Haroun, M.-S. (Director). (2002). Abouna [Our father] [Film]. Filmmuseum Distributie; Kairos Filmverleih; Leisure Time Features; MK2 Diffusion.


  • Parenthetical citation: (Haroun, 2002)
  • Narrative citation: Haroun (2002)

If you are citing a work, such as a song, that features another artist or artists, place the featured artist’s name (formatted as “Surname, First Name Initial”) in parentheses after the main artist’s name, and preceded by the word “featuring,” as shown in the following example.

Song with a transliterated Korean-language title

BTS (featuring Aoki, S.). (2018). Jeonhaji motan jinsim [The truth untold/Sincerity that couldn’t be delivered] [Song]. On Love yourself: Tear. BigHit Entertainment.


  • Parenthetical citation: (BTS, 2018)
  • Narrative citation: BTS (2018)

What if the transliterated work does not have an author?

For works that have no author, include the transliterated title and the year of publication in the in-text citation (note that the title moves to the author position in the reference list entry as well). If the title of the work is italicized in the reference, also italicize the title in the in-text citation. If the title of the work is not italicized in the reference, use double quotation marks around the title in the in-text citation.

Capitalize the title in the text using title case, even though sentence case is used in the reference list entry, and alphabetize the work in the reference list as you would any other work (in this case, by the first significant word of the transliterated title). If the title of the work is long, you can shorten it for the in-text citation only.
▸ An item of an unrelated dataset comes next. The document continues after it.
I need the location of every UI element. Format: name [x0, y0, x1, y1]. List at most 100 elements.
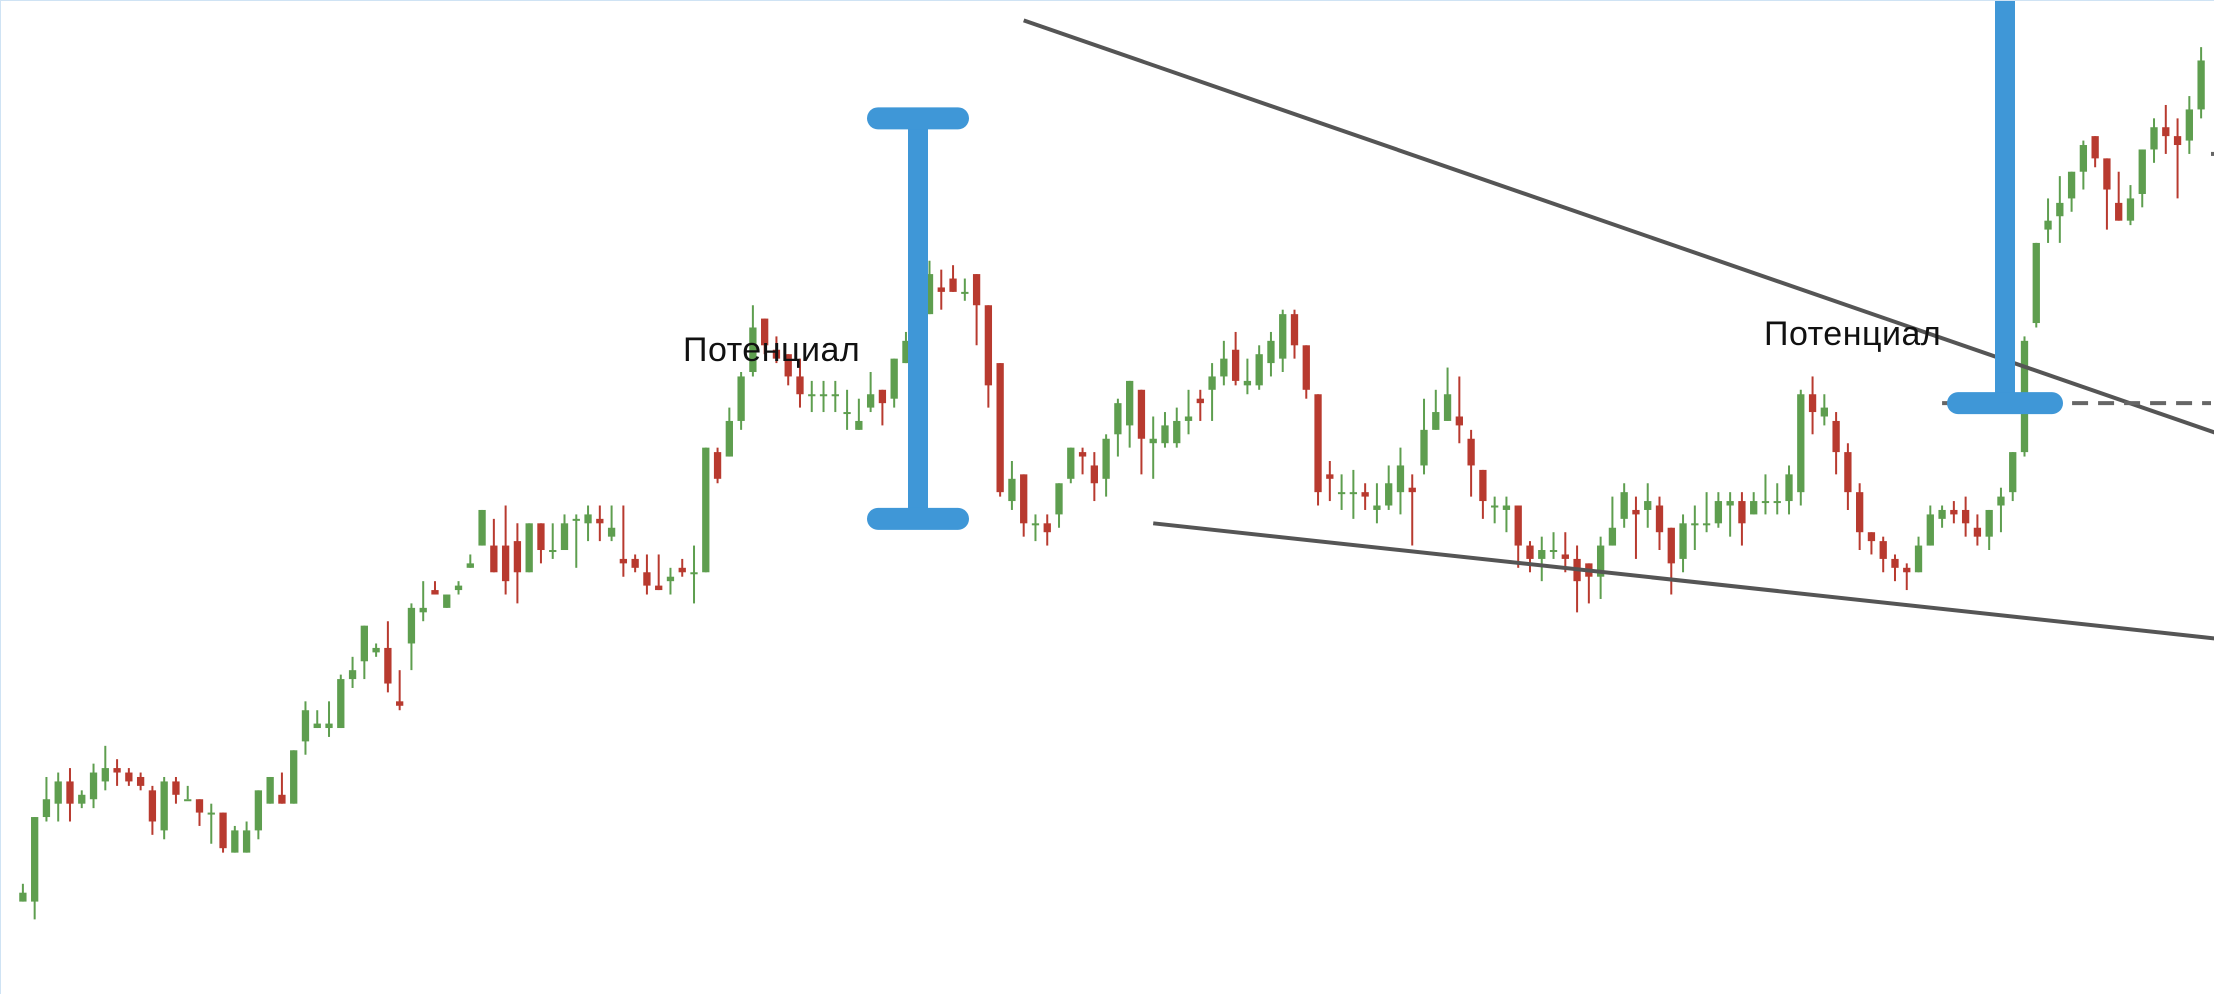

For example:

Webpage with a transliterated Chinese-language title on a news website, no author

Gāoxióng shuǐguǒ shǒucì shàngjià Xīnjiāpō diàn shāng shàng bànnián xiāo 51.4 dūn [Kaohsiung fruit is on the shelves for the first time in Singapore’s e-commerce market, selling 51.4 tons in the first half of the year]. (2021, July 22). The Overseas Chinese Affairs Newspaper.


  • Parenthetical citation: (Gāoxióng Shuǐguǒ Shǒucì, 2021)
  • Narrative citation: Gāoxióng Shuǐguǒ Shǒucì (2021)

What if you can’t transliterate the title of a work?

If it is not practical or desirable to transliterate the title of a work that uses a non-Roman alphabet, you may leave the title in its original alphabet.

Film with a title in Hanzi (Chinese) characters

Lee, A. (2000). 臥虎藏龍 [Crouching tiger, hidden dragon] [Film]. Asia Union Film& Entertainment; China Film Co-Production Corporation; Columbia Pictures Film Production Asia; Edko Films; Good Machine; Prosperity Pictures; Sony Pictures Classics; United China Vision; Zoom Hunt International Productions.


  • Parenthetical citation: (Lee, 2000)
  • Narrative citation: Lee (2000)

Music video with a title in Hangul (Korean) characters

eAeon (featuring RM). (2021, April 30). 그러지 마 [Don’t] [Video]. YouTube.


  • Parenthetical citation: (eAeon, 2021)
  • Narrative citation: eAeon (2021)

When alphabetizing a nontransliterated work in which the first element in the reference (either the author or, if no author, the title) is written in a non-Roman alphabet, use your best judgment to alphabetize the reference list entry—let the order of reference list entries found in other published articles serve as a guide—or place the entry at the end of the reference list.

More information on transliteration can be found in Section 9.38 in both the Publication Manual and the Concise Guide to APA Style.